Real Nursing - page 4

It's one of the most satisfying activities that my job entails. Last night, I noticed that an A-Fibber had refused Coumadin. That's bad, because A-Fibbers are at a very high risk for stroke and... Read More

  1. by   glendz58
    thanks for sharing!keep it up....
  2. by   Kittyfeet
    I love education and I feel like in med/surg there's barely any time When you have to run around chasing the clock to get the pills to everyone on time and all your assessments charted. I'm worried!
  3. by   amateur
    ohlala. thanks for all these great stories.
    Inspiring and true, in the end, nursing is all about patients, so I heard.
  4. by   targen
    I am also one with your point..that is certainly the difference between nurses & doctors..nurses SHOULD spend time to talk,explain & build rapport with patients so as to know & give more information
  5. by   clong730
    Thank god I read these pages and found that good nursing is still practiced. I just resigned from a job at a hospital that was so political that taking care of the patient has been moved very low on the priority list. Taking care of your patients, effective charting, and patient education take a back seat to patients being ecstatically happy with their hospital stay. I am not sure after 7 years of that that i even want to be a nurse any more, especially if I am expected to me verbally abused by someone that I have never even met before. I was so shocked that I couldn't respond and when I finally did find my tongue to ask if they were alright I was cursed at and told I had a bad attitude. Days later I was told by my superiors that i had a bad attitude. I gave them time to speak then I gave them my resignation and left. That was all the attitude I had. Since working as a nurse I have come upon so many nurses looking for a step up and they dont care who they step on. For some reason I end up in their wake. All i wanted to do was take care of people. It is unfortunate for me to have found so many that think that doing that is just a means to an end. I am not sure where to go from here.
  6. by   nursenow
    Quote from Angie O'Plasty, RN
    My opinion is that what you did was an act of kindness. No special skill or knowledge is really required for the task of helping someone stay clean. However, specialized skill and professional knowledge are required to discover whether the source of the drooling is a stroke, loose dentures, or dementia, and then intervene appropriately.

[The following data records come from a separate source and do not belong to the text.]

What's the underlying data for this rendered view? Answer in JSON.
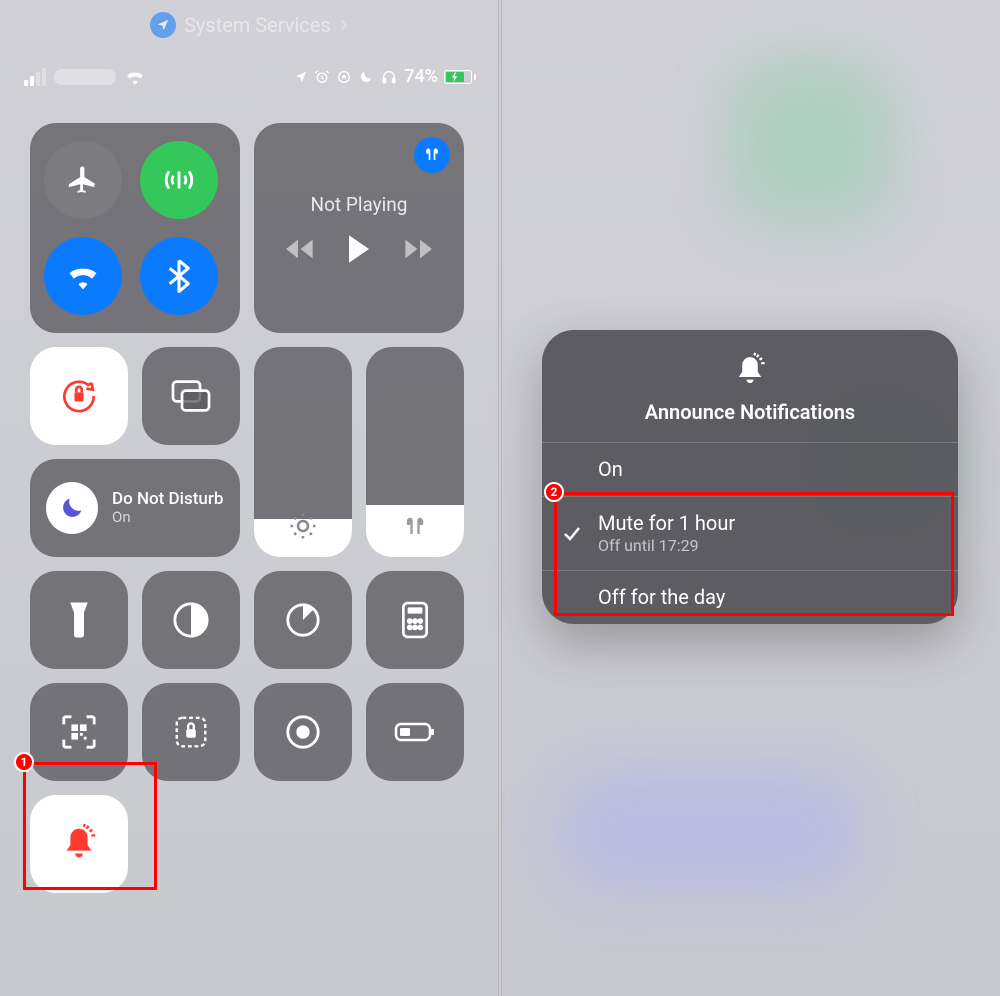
{
  "breadcrumb": {
    "label": "System Services"
  },
  "status": {
    "battery_pct": "74%"
  },
  "media": {
    "not_playing": "Not Playing"
  },
  "dnd": {
    "title": "Do Not Disturb",
    "state": "On"
  },
  "announce": {
    "title": "Announce Notifications",
    "options": [
      {
        "label": "On",
        "sub": "",
        "checked": false
      },
      {
        "label": "Mute for 1 hour",
        "sub": "Off until 17:29",
        "checked": true
      },
      {
        "label": "Off for the day",
        "sub": "",
        "checked": false
      }
    ]
  },
  "annotations": {
    "badge1": "1",
    "badge2": "2"
  }
}
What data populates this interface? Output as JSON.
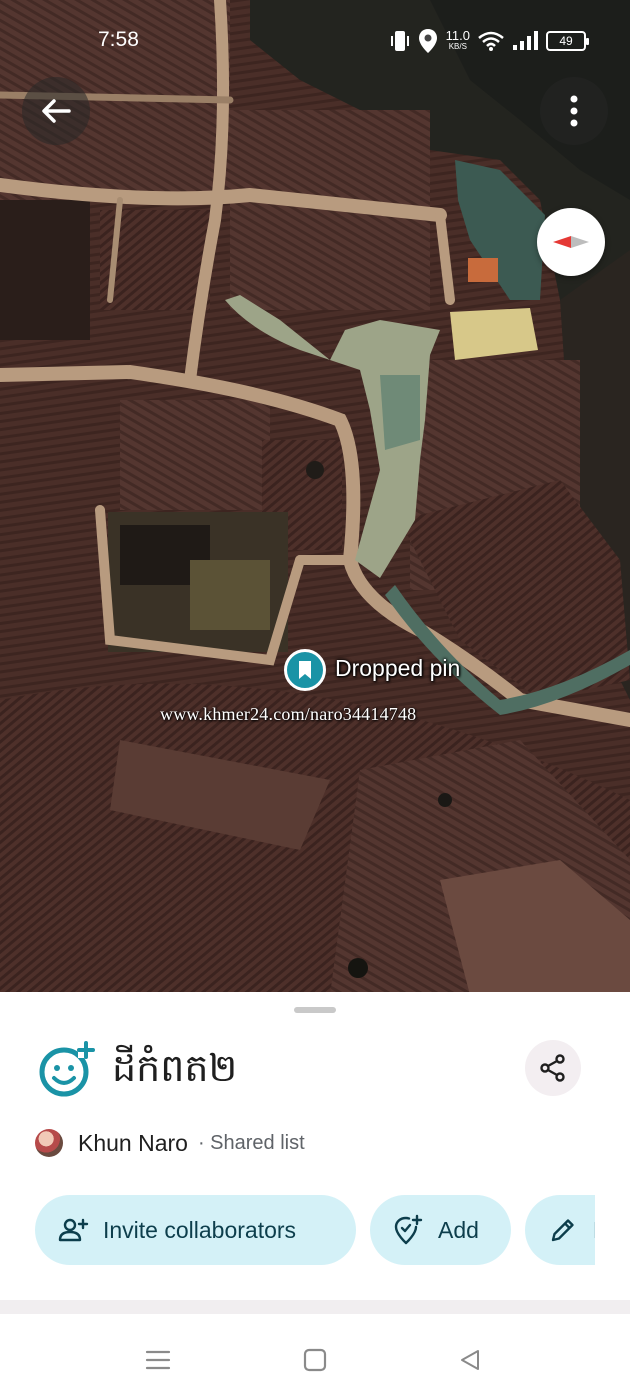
{
  "status_bar": {
    "time": "7:58",
    "net_speed_value": "11.0",
    "net_speed_unit": "KB/S",
    "battery_level": "49"
  },
  "map": {
    "pin_label": "Dropped pin",
    "watermark": "www.khmer24.com/naro34414748",
    "pin_color": "#1a93a6"
  },
  "list": {
    "title": "ដីកំពត២",
    "owner_name": "Khun Naro",
    "visibility": "· Shared list",
    "icon": "add-reaction-icon"
  },
  "actions": {
    "invite_label": "Invite collaborators",
    "add_label": "Add",
    "edit_label": "E"
  },
  "colors": {
    "accent": "#1a93a6",
    "chip_bg": "#d4f1f7",
    "chip_text": "#0d3e4c",
    "share_bg": "#f3eef1"
  }
}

    I am not sure but I think I remember spending alot of time in school learning the importance of keeping patients clean and how to do it. Some people might call it a very basic and important skill. I know I spend alot of time at work making sure my CNAs do it right. My observations of their performance is that they do have very real skills. They were taught those skills and as they gain experience, they develop them even further.

    How about if that old guy was my patient, I knew what his medical diagnosis was and you could find that "act of kindness", wiping the drool from his chin, listed as an intervention under one of his nursing diagnosis? Would it be real nursing then?